My friends, business associates and students all know that I love technology. As a result, these same folks periodically ask me questions about the latest tech trends and online marketing. Over the last decade, there is one question that I have never been able to adequately answer: how do you get something to go viral?

Last week, our web development team began to walk around outside during their lunch breaks, staring at their phones. This seemed odd to me (normally they walk around inside staring at their phones), so I asked them what they were doing. They were, of course, hunting Pokemon in the new Pokemon Go smartphone app. As it turns out, this app had gone viral, and within days, that’s all I saw. News reports. Social media jokes. Guys walking down my street looking for monsters. It has become a phenomenon.

The Pokemon Go app is free, but microtransactions ensure that Nintendo (the app’s maker) will still make a pretty penny. In fact, the company’s stock skyrocketed after the game’s release, earning billions for the Japanese game developer.

That’s big news, considering that Nintendo has had approximately five years of abject failure. Their hybrid game system / tablet called the Wii U was a huge stinker (I should know, I have one), and even their handheld game sales have cooled off. In danger of becoming a cautionary tale in the history of gaming, Nintendo desperately needed a win, and Pokemon Go came at the perfect time.

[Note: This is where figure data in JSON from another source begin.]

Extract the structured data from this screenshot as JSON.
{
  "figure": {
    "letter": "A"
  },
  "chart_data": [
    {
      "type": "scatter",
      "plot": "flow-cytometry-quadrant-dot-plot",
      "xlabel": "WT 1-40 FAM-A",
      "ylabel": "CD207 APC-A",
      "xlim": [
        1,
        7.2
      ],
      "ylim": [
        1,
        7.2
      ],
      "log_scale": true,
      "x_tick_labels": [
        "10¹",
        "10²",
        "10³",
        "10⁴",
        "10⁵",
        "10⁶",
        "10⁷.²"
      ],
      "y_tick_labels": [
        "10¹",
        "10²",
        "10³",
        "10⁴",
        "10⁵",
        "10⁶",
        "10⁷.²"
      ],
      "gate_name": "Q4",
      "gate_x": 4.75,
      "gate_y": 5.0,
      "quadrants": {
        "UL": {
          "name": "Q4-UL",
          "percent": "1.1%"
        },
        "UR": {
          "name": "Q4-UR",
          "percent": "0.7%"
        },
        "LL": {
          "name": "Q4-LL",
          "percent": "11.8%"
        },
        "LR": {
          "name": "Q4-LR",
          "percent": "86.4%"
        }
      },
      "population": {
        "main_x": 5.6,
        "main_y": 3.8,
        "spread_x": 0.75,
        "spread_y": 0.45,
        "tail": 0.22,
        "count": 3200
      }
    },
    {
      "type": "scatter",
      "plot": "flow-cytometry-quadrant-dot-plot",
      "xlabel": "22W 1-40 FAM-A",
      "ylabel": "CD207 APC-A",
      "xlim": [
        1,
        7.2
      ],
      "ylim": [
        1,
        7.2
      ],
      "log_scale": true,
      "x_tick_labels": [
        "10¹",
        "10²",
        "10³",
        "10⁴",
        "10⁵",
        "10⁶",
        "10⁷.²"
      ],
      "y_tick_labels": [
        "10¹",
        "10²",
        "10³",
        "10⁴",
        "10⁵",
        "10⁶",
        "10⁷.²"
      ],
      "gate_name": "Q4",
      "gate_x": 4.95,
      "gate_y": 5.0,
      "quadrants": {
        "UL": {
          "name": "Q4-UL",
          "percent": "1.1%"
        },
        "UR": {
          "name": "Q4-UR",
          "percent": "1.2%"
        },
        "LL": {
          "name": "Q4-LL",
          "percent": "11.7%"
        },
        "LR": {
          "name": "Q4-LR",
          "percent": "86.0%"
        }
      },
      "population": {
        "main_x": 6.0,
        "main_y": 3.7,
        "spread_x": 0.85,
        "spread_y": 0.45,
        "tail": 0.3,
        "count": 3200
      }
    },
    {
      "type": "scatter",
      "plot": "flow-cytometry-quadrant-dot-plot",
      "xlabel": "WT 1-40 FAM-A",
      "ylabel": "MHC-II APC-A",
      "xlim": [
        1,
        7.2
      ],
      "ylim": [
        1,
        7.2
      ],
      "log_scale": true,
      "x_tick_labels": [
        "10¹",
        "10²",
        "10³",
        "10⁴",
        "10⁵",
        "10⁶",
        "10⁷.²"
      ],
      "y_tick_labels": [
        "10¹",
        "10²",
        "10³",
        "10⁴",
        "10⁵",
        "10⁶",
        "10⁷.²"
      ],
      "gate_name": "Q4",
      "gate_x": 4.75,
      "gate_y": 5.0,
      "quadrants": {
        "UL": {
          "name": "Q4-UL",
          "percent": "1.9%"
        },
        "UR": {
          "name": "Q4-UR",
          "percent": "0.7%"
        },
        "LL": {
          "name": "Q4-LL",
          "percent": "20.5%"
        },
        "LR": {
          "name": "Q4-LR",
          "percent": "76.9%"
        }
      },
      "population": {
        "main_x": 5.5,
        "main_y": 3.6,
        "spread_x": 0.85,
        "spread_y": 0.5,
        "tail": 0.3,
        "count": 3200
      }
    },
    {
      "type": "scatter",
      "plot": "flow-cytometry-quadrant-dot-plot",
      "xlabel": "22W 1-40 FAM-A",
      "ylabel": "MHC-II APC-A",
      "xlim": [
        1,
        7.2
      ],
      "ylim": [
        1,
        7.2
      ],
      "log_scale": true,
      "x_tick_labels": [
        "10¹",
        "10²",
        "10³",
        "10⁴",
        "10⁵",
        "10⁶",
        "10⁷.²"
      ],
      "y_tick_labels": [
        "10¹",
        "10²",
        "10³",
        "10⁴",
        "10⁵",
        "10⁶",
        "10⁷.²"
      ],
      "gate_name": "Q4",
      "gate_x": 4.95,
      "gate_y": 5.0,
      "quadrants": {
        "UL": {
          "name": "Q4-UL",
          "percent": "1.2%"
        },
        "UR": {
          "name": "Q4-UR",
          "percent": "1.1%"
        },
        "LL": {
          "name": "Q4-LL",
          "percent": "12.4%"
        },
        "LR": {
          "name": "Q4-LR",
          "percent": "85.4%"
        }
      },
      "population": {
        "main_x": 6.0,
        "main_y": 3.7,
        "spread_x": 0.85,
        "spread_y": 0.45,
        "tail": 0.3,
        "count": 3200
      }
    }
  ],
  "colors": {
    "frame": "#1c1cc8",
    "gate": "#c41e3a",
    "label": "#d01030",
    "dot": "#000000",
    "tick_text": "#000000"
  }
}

So how did Nintendo magically create a viral sensation? Patience, persistence, segmentation and pure, unadulterated luck.

Patience and persistence because Nintendo has a long history of trying out new ideas in the hopes of catching lightning in a bottle. Remember the Wiimote? You know you have a hit when the folks in long term care facilities start clamoring for your newest tech. On the other hand, how about the Virtual Boy? This headache-inducing, rose-colored mess was one of gaming’s biggest flops of all time. Or Nintendo’s partnership with Philips in the retched CD-i? I challenge you to watch some of the video from Link: The Faces of Evil and not laugh until your eyes tear up. It’s like watching Tommy Wiseau guest star on a bad Hanna Barbera cartoon from 1978.

But by golly, Nintendo has never given up. Instead, it did some data analysis. Nintendo has never stopped making Pokemon games, but they’ve been a somewhat niche product over the past decade or so. However, savvy market research tells us that the original Pokemon trainers are now in their early thirties, that critical time when you start to have the magic combination of disposable income and nostalgia. “I remember Pokemon – I used to love that game when I was 10! What else do I have this supercomputer / videocamera / wireless phone for? Look out squirtle – you can’t hide behind the Tomb Of The Unknown Soldier forever!”

But isn’t every company in the world trying to get the attention of that exact same target audience? The short answer is yes. That’s where luck comes in. Hundreds of thousands of campaigns and products and ideas are hurled at these consumers every year and fail. Only one or two hit the sweet spot and go viral. In Nintendo’s case, they didn’t even come up with a new idea. Here at {code} Roadies we’ve been watching augmented reality closely for three or four years, and location-based gaming started with geocaching more than 15 years ago. Nintendo was simply in the right place at the right time – again.

John Milton once said that luck is the residue of design. While it’s true that Nintendo got lucky with Pokemon Go, it’s also true that they exponentially increased their odds of getting lucky by relentlessly innovating and trying crazy things. Nintendo has a culture that allows them to fail over and over until they either hit it big or go out swinging. In my mind, that kind of corporate bravery is the only way to improve your chances of going viral in today’s world. You can rely entirely on luck (hello “ice bucket challenge”) or you can try to manufacture some yourself. Just be ready to fail – a lot.

Now that Pokemon Go players are walking into traffic and strolling off of cliffs in pursuit of their next prize, it’s time to admire the craze for what it is – 50% hard work and 50% good fortune. You can’t go viral without having both.